Paperclip was originally considered but has a RWO PVC that prevents running two copies simultaneously. Argo Rollouts has no recreate strategy either — only canary and blueGreen — so Paperclip stays as a plain Deployment. See the gotchas section for details.

Blue-Green Strategy

strategy:
  blueGreen:
    activeService: sympozium-apiserver-lb
    previewService: sympozium-apiserver-preview
    autoPromotionEnabled: false
    prePromotionAnalysis:
      templates:
        - templateName: sympozium-health

The Rollout controller starts the green stack, runs a pre-promotion health analysis (HTTP GET on /healthz via the preview service), and then waits for manual promotion. The active LB service continues serving blue the entire time.

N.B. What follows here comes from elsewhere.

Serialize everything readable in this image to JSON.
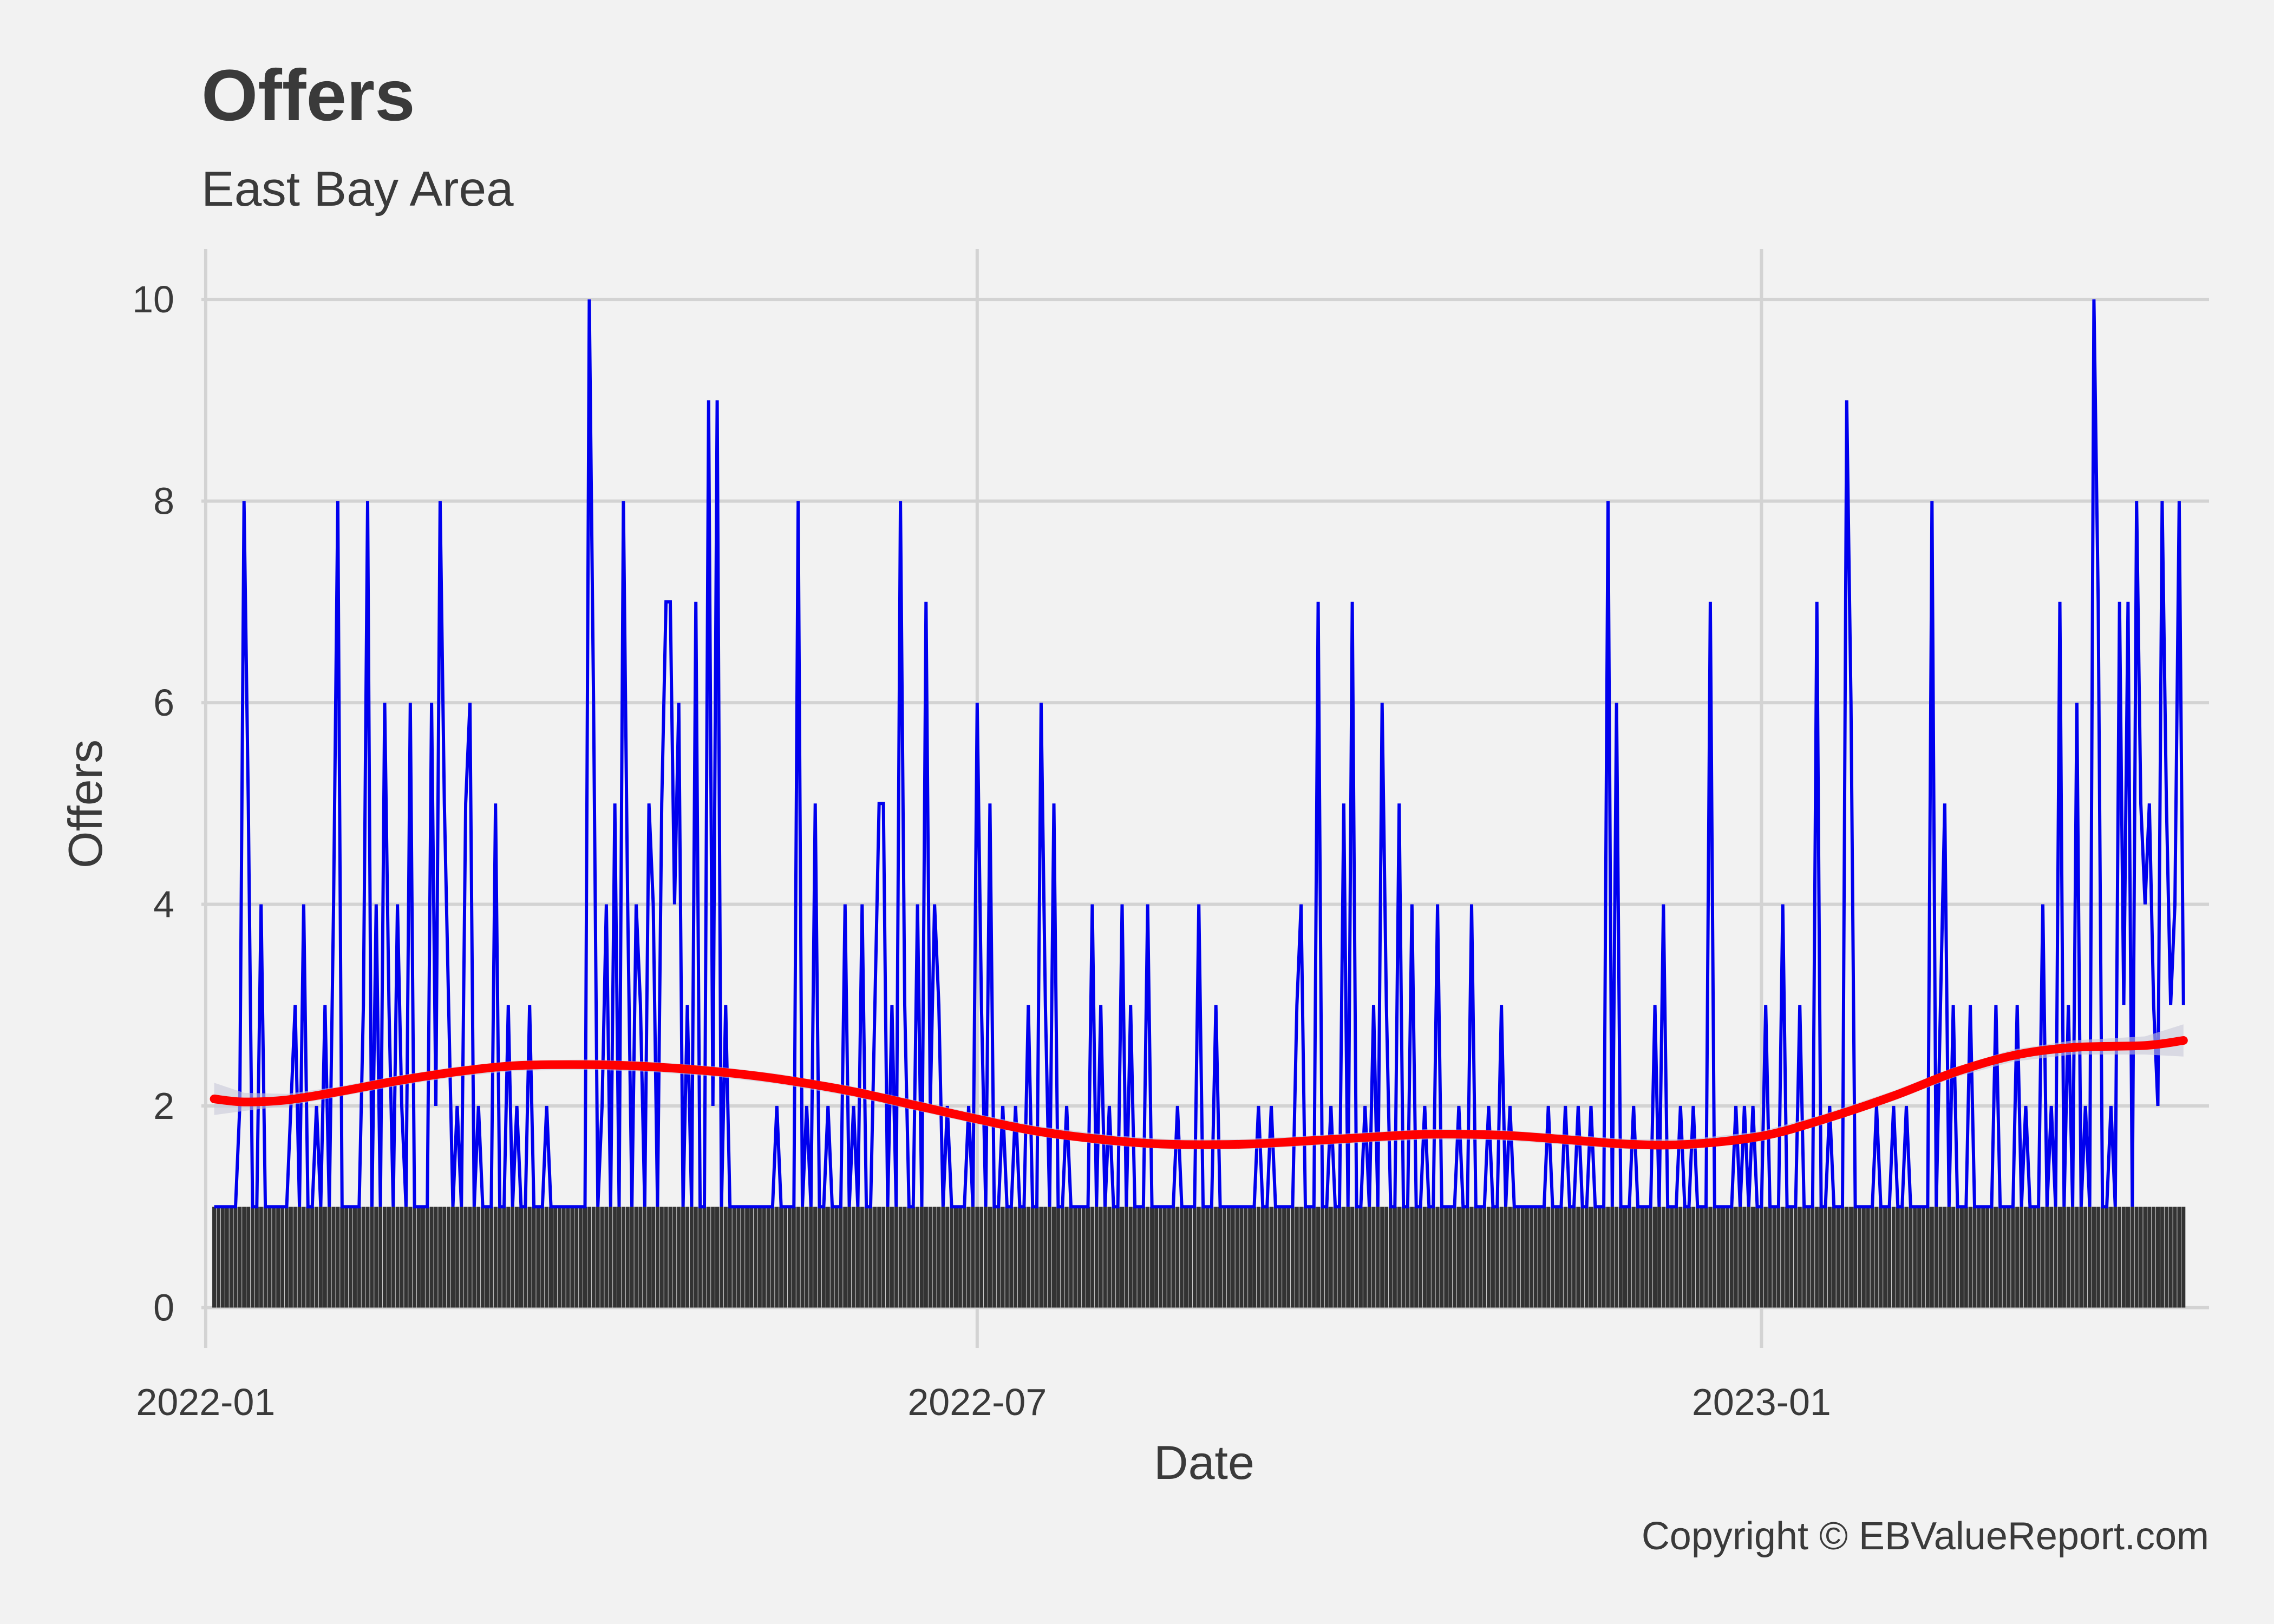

Unlike canary, blue-green also requires ignoreDifferences on the service selectors — the Rollout controller adds a rollouts-pod-template-hash label to the active and preview service selectors to route traffic to the correct ReplicaSet.

Operating Rollouts

Canary Commands (LiteLLM)

# Watch rollout status
kubectl argo rollouts get rollout litellm -n litellm --watch

# Advance past a pause step
kubectl argo rollouts promote litellm -n litellm

# Abort and roll back to stable
kubectl argo rollouts abort litellm -n litellm

# Force promote to 100% (skip remaining steps)
kubectl argo rollouts promote litellm -n litellm --full

Blue-Green Commands (Sympozium)

# Watch rollout status
kubectl argo rollouts get rollout sympozium-apiserver -n sympozium-system --watch

# Promote green to active
kubectl argo rollouts promote sympozium-apiserver -n sympozium-system

# Abort — keeps blue as active, tears down green
kubectl argo rollouts abort sympozium-apiserver -n sympozium-system

Manual Operations

Install kubectl-argo-rollouts Plugin

# manual-operation
id: deploy-install-kubectl-plugin
layer: deploy
app: argo-rollouts
plan: docs/superpowers/specs/2026-03-25--deploy--argo-rollouts-design.md
when: After controller is deployed — before operating any rollouts
why_manual: CLI plugin is a local developer tool, not a cluster resource
commands:
  - "curl -LO https://github.com/argoproj/argo-rollouts/releases/latest/download/kubectl-argo-rollouts-darwin-amd64"
  - "chmod +x kubectl-argo-rollouts-darwin-amd64 && sudo mv kubectl-argo-rollouts-darwin-amd64 /usr/local/bin/kubectl-argo-rollouts"
verify:
  - "kubectl argo rollouts version"
status: done

Gotchas

  • Argo Rollouts only supports canary and blueGreen — there is no recreate strategy. Stateful apps with RWO PVCs that need Recreate behavior must stay as plain Deployments.
  • AnalysisTemplate has no inconclusiveCondition field — NaN results implicitly match neither successCondition nor failureCondition and are automatically treated as inconclusive. We discovered this the hard way when the ServerSideApply rejected the manifest.
  • Prometheus conditions use result[0] — scalar query results require array indexing syntax, not bare result.
  • workloadRef scales the Deployment to 0 — this is expected. The Rollout controller manages pods directly. ArgoCD needs ignoreDifferences on spec.replicas to avoid fighting.
  • Blue-green modifies service selectors — the Rollout controller adds rollouts-pod-template-hash labels. ArgoCD needs ignoreDifferences on spec.selector for the service resources plus RespectIgnoreDifferences=true in the sync options.
  • Cilium plugin downloads at controller startup — requires internet access on first boot. Subsequent restarts use the cached binary.
  • Pin the image tagpullPolicy: Always with a mutable tag makes canary non-deterministic.